When hiring or searching for open-source code, you often come across developers who host their projects exclusively on GitHub. Sometimes you may find individuals with a minimal social presence (no GitHub, LinkedIn, etc.) but who self-host their own forge, blog, or projects.
Does your impression of the person change at all? If so, how?
uberman•2mo ago
bitbasher•2mo ago
ALittleSlow•2mo ago
Implies a fair amount of bias towards, "I'm just here for the job" integrity and self ownership/authorship is not my thing. Just the type of short term employee a manager would be looking for. Not a lot of risk or integrity for ether party, is kinda baked in to the culture. It's not just programming. Let's call them open source HOA's
uberman•2mo ago
First, why make it hard for me to review your code? You would almost certainly not have the review features that say Github has to browse code. You are probably asking me to pull your repo(s) and explore them in my IDE. I'm just not going to do that and a candidate should never really be in a situation where they are asking their interviewer to do work. Even work as trivial as looking up your email or phone number. That information should be included with every contact in my opinion. Asking them to fork the repos in your portfolio is way beyond that.

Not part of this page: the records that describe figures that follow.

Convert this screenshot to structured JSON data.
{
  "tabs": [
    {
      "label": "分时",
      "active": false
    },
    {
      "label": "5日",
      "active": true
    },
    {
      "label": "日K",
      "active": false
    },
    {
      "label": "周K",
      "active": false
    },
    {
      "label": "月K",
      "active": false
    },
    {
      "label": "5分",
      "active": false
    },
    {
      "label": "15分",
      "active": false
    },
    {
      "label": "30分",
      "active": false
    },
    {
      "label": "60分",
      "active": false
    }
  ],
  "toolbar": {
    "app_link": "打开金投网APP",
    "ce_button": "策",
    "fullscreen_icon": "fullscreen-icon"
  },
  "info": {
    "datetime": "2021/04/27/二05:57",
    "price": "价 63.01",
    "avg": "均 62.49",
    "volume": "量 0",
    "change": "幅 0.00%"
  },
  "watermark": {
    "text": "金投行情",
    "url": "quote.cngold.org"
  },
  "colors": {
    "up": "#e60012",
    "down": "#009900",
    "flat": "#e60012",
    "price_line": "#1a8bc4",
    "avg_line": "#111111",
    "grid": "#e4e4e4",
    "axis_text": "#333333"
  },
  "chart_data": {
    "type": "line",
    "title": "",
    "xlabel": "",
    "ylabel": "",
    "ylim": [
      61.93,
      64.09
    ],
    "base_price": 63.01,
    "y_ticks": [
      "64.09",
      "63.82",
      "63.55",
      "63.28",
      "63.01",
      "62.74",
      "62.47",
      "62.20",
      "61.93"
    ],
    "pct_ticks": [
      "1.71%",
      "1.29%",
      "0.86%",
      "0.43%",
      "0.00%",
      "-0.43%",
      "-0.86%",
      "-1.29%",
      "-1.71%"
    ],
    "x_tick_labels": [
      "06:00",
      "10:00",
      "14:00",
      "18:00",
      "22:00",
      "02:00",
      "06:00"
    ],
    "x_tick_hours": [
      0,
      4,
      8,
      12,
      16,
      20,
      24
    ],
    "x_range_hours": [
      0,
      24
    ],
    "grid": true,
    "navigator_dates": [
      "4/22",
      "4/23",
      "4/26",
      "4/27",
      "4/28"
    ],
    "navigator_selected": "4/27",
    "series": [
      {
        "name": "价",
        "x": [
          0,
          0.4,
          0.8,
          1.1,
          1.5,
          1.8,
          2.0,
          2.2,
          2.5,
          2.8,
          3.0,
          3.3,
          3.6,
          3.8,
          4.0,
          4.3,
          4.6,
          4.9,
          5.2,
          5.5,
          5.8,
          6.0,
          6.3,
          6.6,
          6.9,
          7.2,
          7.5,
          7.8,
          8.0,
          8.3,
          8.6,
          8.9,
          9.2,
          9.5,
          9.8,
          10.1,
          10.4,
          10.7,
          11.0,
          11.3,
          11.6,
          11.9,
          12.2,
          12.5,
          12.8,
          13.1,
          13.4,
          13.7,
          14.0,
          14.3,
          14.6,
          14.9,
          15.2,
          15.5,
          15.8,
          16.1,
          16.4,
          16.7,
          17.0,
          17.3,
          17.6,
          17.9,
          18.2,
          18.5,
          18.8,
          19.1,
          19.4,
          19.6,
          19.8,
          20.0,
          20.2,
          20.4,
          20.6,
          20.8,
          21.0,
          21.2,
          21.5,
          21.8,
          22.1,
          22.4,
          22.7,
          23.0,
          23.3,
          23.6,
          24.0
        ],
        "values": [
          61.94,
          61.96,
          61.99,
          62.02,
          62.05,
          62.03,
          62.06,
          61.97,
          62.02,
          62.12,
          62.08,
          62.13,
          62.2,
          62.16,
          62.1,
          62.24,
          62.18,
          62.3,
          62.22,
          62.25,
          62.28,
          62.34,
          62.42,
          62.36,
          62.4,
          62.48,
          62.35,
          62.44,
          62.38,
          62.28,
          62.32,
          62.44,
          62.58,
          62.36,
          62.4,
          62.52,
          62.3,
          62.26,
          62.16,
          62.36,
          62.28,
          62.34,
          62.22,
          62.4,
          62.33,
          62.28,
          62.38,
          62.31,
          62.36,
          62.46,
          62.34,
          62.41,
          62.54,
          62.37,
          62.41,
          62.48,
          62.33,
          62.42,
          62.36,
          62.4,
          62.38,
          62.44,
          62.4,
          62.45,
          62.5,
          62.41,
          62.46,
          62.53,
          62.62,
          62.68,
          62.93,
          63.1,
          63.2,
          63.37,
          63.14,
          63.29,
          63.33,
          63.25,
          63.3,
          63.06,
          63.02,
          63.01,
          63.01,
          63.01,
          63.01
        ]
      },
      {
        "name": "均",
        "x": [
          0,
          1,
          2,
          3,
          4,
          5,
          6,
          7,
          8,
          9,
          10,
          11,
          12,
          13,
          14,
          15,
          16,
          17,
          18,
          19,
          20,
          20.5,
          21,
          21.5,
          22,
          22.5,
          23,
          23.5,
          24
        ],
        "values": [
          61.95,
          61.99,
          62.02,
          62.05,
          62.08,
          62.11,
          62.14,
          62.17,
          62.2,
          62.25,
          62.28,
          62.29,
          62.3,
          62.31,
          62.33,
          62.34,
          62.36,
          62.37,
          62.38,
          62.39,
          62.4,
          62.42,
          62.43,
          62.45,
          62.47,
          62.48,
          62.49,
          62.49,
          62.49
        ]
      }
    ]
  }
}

Secondly, not using standard tools like Bitbucket for example sends a message to me that you are a maverick and by extension unlikely to want to use my choice of repo, platform or tool chain. At this point in my life I have worked with enough brilliant jerks to have had my fill of "I wrote that feature in Elixir because I wanted to"
Finally, I would say that the novelty of being your own server admin has kind of worn off. Perhaps say 10 or 20 years ago there might have been a "cool factor" in being your own admin but for me at least that sheen has tarnished.